In the past, courts have not been generous to individuals who challenged their confinement, said William Mitchell College of Law Dean Eric Janus, a long-time critic of the program. But he notes that the latest lawsuit challenges the system as a whole.
"We're dealing with a different situation here, where you have a 20-year period, 700 people, and a very clearly established action by the state," said Janus, a member of a court-appointed task force that recently recommended less restrictive treatment options.
The recommendations include giving judges the option of sending sex offenders who have completed their sentences to less restrictive treatment programs instead of to prison-like treatment facilities where most are detained indefinitely.
The task force also recommends establishing a screening unit independent of the state departments of Human Services and Corrections to evaluate sex offenders who might meet the criteria for commitment every two years.
State Rep. Tina Liebling, DFL-Rochester, said she does not want Frank to impose a solution.
"What I'd really like to see the judge do, is give the Legislature a strong signal about his intentions and give us some time to respond," said Liebling, who is working on legislation to adopt the task force's recommendations. "Because it's really our job to deal with this program. We were not elected to punt on decisions like this."
Nearly all of the people in the Minnesota Sex Offender Program are held at its facilities in Moose Lake and St. Peter. Most have spent time in prison.
But others haven't. Among them is 26-year-old Craig Bolte, one of the sex offenders challenging the state's civil commitment law.

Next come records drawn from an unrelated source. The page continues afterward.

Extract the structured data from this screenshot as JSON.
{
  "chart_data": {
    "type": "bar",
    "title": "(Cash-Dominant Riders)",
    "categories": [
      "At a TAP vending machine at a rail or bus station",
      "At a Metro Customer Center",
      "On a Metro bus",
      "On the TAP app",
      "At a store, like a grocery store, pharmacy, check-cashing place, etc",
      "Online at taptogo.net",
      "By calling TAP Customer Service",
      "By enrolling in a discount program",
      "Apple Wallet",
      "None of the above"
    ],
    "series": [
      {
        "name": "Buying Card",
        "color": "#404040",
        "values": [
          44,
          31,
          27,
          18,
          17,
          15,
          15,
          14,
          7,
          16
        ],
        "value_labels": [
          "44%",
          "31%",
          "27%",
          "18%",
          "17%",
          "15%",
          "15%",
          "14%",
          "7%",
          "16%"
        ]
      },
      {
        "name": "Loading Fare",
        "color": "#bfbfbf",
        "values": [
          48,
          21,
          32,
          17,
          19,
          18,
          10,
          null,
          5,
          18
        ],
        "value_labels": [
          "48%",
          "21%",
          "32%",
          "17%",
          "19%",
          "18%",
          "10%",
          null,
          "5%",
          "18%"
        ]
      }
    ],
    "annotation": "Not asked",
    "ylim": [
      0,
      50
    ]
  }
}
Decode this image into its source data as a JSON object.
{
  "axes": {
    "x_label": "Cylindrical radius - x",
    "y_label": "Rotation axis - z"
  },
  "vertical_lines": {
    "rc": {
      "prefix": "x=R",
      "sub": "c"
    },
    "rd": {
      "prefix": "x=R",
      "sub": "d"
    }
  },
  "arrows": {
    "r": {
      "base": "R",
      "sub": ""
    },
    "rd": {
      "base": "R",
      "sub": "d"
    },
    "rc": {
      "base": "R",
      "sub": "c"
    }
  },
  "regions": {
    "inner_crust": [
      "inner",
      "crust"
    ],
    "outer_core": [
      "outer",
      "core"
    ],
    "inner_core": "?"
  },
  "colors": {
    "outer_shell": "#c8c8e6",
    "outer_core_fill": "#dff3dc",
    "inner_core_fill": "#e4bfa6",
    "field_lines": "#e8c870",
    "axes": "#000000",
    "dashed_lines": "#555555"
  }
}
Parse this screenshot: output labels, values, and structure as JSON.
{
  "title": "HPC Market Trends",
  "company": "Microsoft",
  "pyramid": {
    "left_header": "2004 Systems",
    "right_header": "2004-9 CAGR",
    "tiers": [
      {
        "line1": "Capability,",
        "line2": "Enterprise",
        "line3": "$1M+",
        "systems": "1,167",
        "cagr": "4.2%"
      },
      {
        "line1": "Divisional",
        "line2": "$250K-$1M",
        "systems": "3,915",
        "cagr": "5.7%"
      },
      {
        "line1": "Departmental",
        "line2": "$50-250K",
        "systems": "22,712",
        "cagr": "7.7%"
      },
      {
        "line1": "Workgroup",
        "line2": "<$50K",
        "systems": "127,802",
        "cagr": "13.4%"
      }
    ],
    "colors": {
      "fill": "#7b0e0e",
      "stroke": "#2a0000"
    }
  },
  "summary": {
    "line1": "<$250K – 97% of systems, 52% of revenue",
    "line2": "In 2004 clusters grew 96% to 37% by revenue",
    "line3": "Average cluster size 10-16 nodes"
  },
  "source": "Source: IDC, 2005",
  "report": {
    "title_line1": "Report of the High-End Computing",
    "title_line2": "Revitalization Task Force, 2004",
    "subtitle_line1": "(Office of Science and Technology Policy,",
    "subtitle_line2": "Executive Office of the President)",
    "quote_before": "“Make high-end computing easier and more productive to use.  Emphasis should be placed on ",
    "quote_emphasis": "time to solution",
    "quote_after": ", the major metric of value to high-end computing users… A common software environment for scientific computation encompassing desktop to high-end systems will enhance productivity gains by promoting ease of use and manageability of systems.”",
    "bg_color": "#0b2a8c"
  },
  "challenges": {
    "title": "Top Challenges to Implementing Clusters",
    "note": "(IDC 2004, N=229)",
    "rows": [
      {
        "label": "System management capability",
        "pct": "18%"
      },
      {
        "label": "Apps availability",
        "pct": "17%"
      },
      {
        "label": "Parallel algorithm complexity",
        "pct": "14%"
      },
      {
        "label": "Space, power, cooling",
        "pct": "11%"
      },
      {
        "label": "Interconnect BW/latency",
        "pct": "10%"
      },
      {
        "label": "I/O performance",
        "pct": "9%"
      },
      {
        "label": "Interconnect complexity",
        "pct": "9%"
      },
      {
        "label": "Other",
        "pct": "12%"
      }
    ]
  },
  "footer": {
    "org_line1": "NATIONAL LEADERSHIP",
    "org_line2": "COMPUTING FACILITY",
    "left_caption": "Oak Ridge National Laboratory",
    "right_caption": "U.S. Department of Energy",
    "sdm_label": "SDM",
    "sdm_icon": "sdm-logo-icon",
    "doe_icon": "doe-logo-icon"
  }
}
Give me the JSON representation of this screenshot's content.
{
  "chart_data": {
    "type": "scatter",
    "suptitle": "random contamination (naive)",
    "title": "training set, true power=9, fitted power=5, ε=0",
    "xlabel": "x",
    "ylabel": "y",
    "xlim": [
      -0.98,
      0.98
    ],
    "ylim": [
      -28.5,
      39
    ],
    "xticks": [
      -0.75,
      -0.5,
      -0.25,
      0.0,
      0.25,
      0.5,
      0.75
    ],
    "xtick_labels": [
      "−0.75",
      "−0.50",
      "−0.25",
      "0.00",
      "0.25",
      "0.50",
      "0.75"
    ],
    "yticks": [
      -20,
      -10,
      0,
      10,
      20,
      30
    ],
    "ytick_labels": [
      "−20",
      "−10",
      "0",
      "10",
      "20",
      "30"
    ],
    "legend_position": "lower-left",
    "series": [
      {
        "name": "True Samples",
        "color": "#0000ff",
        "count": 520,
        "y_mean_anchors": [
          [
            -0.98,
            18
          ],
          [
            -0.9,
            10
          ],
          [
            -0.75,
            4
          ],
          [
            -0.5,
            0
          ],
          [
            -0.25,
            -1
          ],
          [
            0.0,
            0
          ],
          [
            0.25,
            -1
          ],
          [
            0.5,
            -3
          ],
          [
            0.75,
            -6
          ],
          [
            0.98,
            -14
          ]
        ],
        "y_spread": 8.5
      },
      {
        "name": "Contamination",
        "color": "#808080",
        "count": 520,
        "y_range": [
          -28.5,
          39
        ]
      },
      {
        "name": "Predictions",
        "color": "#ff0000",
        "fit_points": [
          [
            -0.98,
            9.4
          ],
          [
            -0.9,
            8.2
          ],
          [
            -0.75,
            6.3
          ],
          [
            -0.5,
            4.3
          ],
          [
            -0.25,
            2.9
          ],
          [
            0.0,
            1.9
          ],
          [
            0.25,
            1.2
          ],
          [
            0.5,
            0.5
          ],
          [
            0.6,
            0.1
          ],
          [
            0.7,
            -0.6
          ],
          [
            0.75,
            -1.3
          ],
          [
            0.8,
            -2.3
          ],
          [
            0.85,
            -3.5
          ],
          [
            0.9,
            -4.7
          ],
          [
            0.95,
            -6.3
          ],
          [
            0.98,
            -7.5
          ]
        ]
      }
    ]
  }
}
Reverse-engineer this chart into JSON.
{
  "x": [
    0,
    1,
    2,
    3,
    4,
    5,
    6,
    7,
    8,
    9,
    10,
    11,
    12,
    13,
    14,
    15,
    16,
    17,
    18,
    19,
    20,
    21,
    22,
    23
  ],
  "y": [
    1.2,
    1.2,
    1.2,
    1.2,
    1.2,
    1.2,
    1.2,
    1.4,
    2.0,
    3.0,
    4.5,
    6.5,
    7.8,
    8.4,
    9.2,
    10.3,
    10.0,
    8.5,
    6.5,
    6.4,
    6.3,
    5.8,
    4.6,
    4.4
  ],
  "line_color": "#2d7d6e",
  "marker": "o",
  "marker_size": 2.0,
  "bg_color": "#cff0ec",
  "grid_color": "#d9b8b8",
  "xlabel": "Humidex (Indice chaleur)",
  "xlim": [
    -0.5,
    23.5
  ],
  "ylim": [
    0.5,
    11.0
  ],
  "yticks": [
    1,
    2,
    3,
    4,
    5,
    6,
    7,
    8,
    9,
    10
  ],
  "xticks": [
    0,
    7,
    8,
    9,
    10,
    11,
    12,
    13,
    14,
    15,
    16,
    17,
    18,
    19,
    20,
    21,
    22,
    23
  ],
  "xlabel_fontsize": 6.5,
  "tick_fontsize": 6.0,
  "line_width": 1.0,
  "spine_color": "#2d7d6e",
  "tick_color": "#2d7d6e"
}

As a toddler, Bolte suffered sexual abuse at the hands of a relative. At age 15, he sexually abused his younger sister, according to court documents. He also propositioned an 11-year-old girl and threatened to kill her father. Bolte was sent to several juvenile treatment programs. When he was 19, a judge deemed Bolte a sexually dangerous person and sent him away for further treatment in the Minnesota Sex Offender Program.